Straight Up Love (The Boys of Jackson Harbor #2)(29)



“You were so scared that you’d miss your old room that you refused to take the bigger bedroom even though you wanted it.”

“It worked out okay.” I punch him on the shoulder. “And I don’t remember you complaining.”

“And then when you got the fellowship to get an MFA in drama in New York City . . .? You worked so hard on that application, and when they offered it, you declined.”

“I’d started dating Harrison. It didn’t make sense to leave. And anyway, I avoided a lot of student loan debt by passing on that program.”

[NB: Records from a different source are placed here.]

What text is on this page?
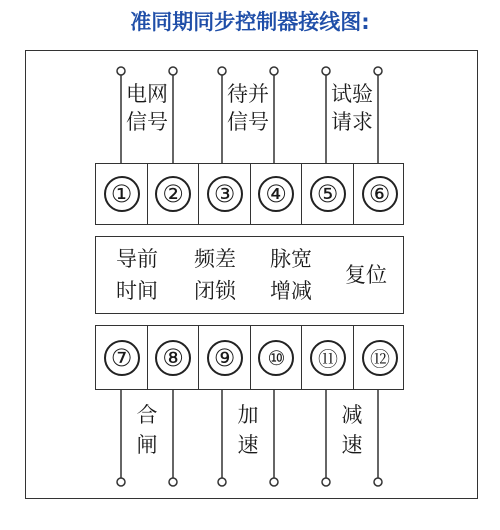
准同期同步控制器接线图:
电网
信号
待并
信号
试验
请求
①	②	③	④	⑤	⑥
导前
时间
频差
闭锁
脉宽
增减
复位
⑦	⑧	⑨	⑩	⑪	⑫
合
闸
加
速
减
速
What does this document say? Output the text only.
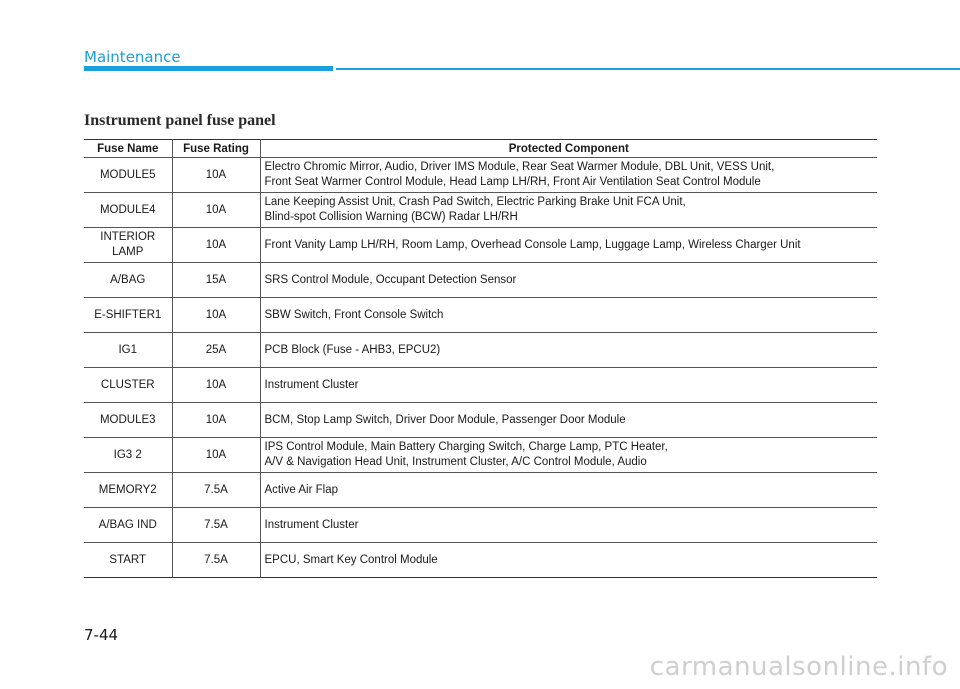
Maintenance
Instrument panel fuse panel
Fuse Name	Fuse Rating	Protected Component
MODULE5	10A	Electro Chromic Mirror, Audio, Driver IMS Module, Rear Seat Warmer Module, DBL Unit, VESS Unit,
Front Seat Warmer Control Module, Head Lamp LH/RH, Front Air Ventilation Seat Control Module
MODULE4	10A	Lane Keeping Assist Unit, Crash Pad Switch, Electric Parking Brake Unit FCA Unit,
Blind-spot Collision Warning (BCW) Radar LH/RH
INTERIOR
LAMP	10A	Front Vanity Lamp LH/RH, Room Lamp, Overhead Console Lamp, Luggage Lamp, Wireless Charger Unit
A/BAG	15A	SRS Control Module, Occupant Detection Sensor
E-SHIFTER1	10A	SBW Switch, Front Console Switch
IG1	25A	PCB Block (Fuse - AHB3, EPCU2)
CLUSTER	10A	Instrument Cluster
MODULE3	10A	BCM, Stop Lamp Switch, Driver Door Module, Passenger Door Module
IG3 2	10A	IPS Control Module, Main Battery Charging Switch, Charge Lamp, PTC Heater,
A/V & Navigation Head Unit, Instrument Cluster, A/C Control Module, Audio
MEMORY2	7.5A	Active Air Flap
A/BAG IND	7.5A	Instrument Cluster
START	7.5A	EPCU, Smart Key Control Module
7-44
carmanualsonline.info
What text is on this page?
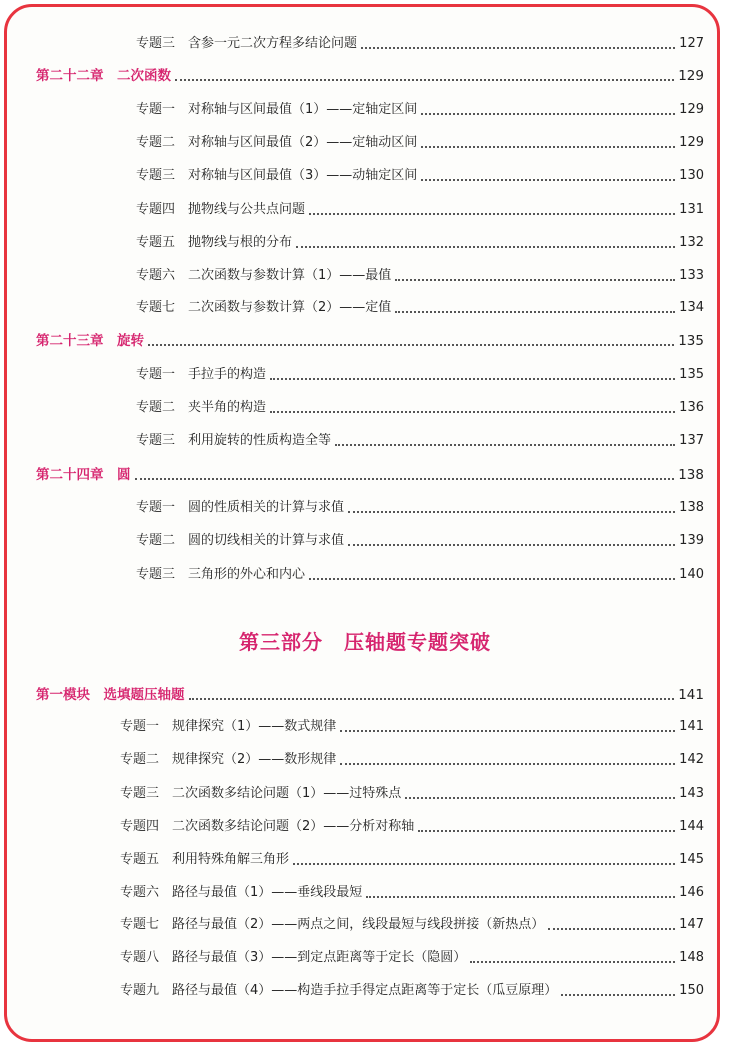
专题三　含参一元二次方程多结论问题	127
第二十二章　二次函数	129
专题一　对称轴与区间最值（1）——定轴定区间	129
专题二　对称轴与区间最值（2）——定轴动区间	129
专题三　对称轴与区间最值（3）——动轴定区间	130
专题四　抛物线与公共点问题	131
专题五　抛物线与根的分布	132
专题六　二次函数与参数计算（1）——最值	133
专题七　二次函数与参数计算（2）——定值	134
第二十三章　旋转	135
专题一　手拉手的构造	135
专题二　夹半角的构造	136
专题三　利用旋转的性质构造全等	137
第二十四章　圆	138
专题一　圆的性质相关的计算与求值	138
专题二　圆的切线相关的计算与求值	139
专题三　三角形的外心和内心	140
第一模块　选填题压轴题	141
专题一　规律探究（1）——数式规律	141
专题二　规律探究（2）——数形规律	142
专题三　二次函数多结论问题（1）——过特殊点	143
专题四　二次函数多结论问题（2）——分析对称轴	144
专题五　利用特殊角解三角形	145
专题六　路径与最值（1）——垂线段最短	146
专题七　路径与最值（2）——两点之间，线段最短与线段拼接（新热点）	147
专题八　路径与最值（3）——到定点距离等于定长（隐圆）	148
专题九　路径与最值（4）——构造手拉手得定点距离等于定长（瓜豆原理）	150
第三部分　压轴题专题突破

He steps forward and taps the stack of potential sperm donors. “And now you want a baby, but you’ve put the brakes on that too.”

My cheeks heat because I’m still embarrassed about my plans, and it’s weird to have this conversation with my brother. “Is my wild-and-free brother actually trying to talk me into having a baby?” I ask.

“Maybe.” He folds his arms. “When Ellie told me she’d successfully stalled your plans, I was pissed. You need to be reminded to go after life, not to be cautious. Your whole life has been cautious.”

“She just doesn’t want me jumping into anything.”

“I know you, sis. You don’t like change. It scares you to death. So I know it’s a big deal for you to have even gone this far. Don’t stop short of your dreams because you’re afraid of change. Change can be good.”

“This decision isn’t just about me. I have the child to consider, and Ellie’s right. It’ll be so hard to do it on my own.”

“The timing will never be perfect.” He narrows his eyes and shakes his head. “You gotta take risks if you want to be happy.”

“Coming from the boy who spends his whole life taking risks and never feeling content, I’m not sure that’s great advice.” I bite my lip. “No offense, Colt.”

“Nah. I get it. We’re different. Maybe you need to be a little more like me, and I need to be a little more like you. But you’re prepared for this. You have a job—two, really, and three if you count that summer thing you do with the kids. And that’s not even accounting for all the rainy-day savings you’ve worked so hard for and refuse to touch.” He taps my nose affectionately, just like he used to when we were kids. “Everything will work out if you just let it.”

“I never would have guessed you’d be so in favor of me doing this.” I expected him to be more like Ellie—terrified I’d be wasting what was left of my youth. But as shocking as it is, it also feels good. I like having my brother on my side.

“I know you. I know what matters to you. Focus less on making the safest decision and more on making one that’s true to you.”

“Damn.” I prop my hands on my hips. “When did you get so wise?”

He grins. “I gotta jet. Let me know how dinner goes, and tell Molly I said hey.”

“Will do.”

He leaves, and I turn to look at the calendar on my fridge. My hectic schedule is all there—theater rehearsals, drama club meetings, and shifts at Jackson Brews. I love this life. I’m truly, truly grateful for everything that fills it. So grateful that I’ve spent years feeling guilty every time I wanted a little less busy and a little more meaning.

A baby. A family of my own.

Maybe Colton’s right. Maybe I should be a little less afraid of change and a little more willing to grab on to the life I want.





Ava


“I’m torn between the six-foot-tall physicist and the five-foot-eight therapist,” I tell Jake behind the bar on Friday. “I want my child to be smart but also empathetic, so it’s a tough decision.”

He folds his arms, and his dark T-shirt pulls across the bunching muscles in his shoulders. “You’re seriously choosing the father of your future child based on his height and profession alone?”

I shrug. “There’s some additional information too, but all other things being equal, the details are definitely limited.”

“So once you decide, then what happens?”

“Well, I’m going against the advice of the doctor at the clinic and taking the cheap route, which means self-insemination.”

“Turkey baster?”

I roll my eyes. “Not exactly.” But close.

“Why does the doctor advise against that?”

“The clinic offers all this fertility help, and he thinks that’s what I need. I want to be careful with my money, though, so I’d rather do it on my own. At least at first. Maybe I’ll get lucky.”

“Fertility help?”

“You know, they’ll figure out when I’m ovulating and do the insertion at the best time. They can even give me some meds to make me ovulate, but all that costs money, so I want to try it this way first. Truth be told, I’m probably a prime candidate for the additional help, but I want to believe that my inability to get pregnant with Harrison was a fluke and doesn’t point to serious fertility issues.”

Jake winks at a girl across the counter and fills her beer before turning back to me. “Explain this to me. What makes the doctor think you need additional help?”

“I don’t have regular periods, so it’s hard for me to know when I’m fertile. I could buy those ovulation detectors, but really those are best used around the time you think you might be ovulating. Since I have no clue, it’s a giant waste of money.”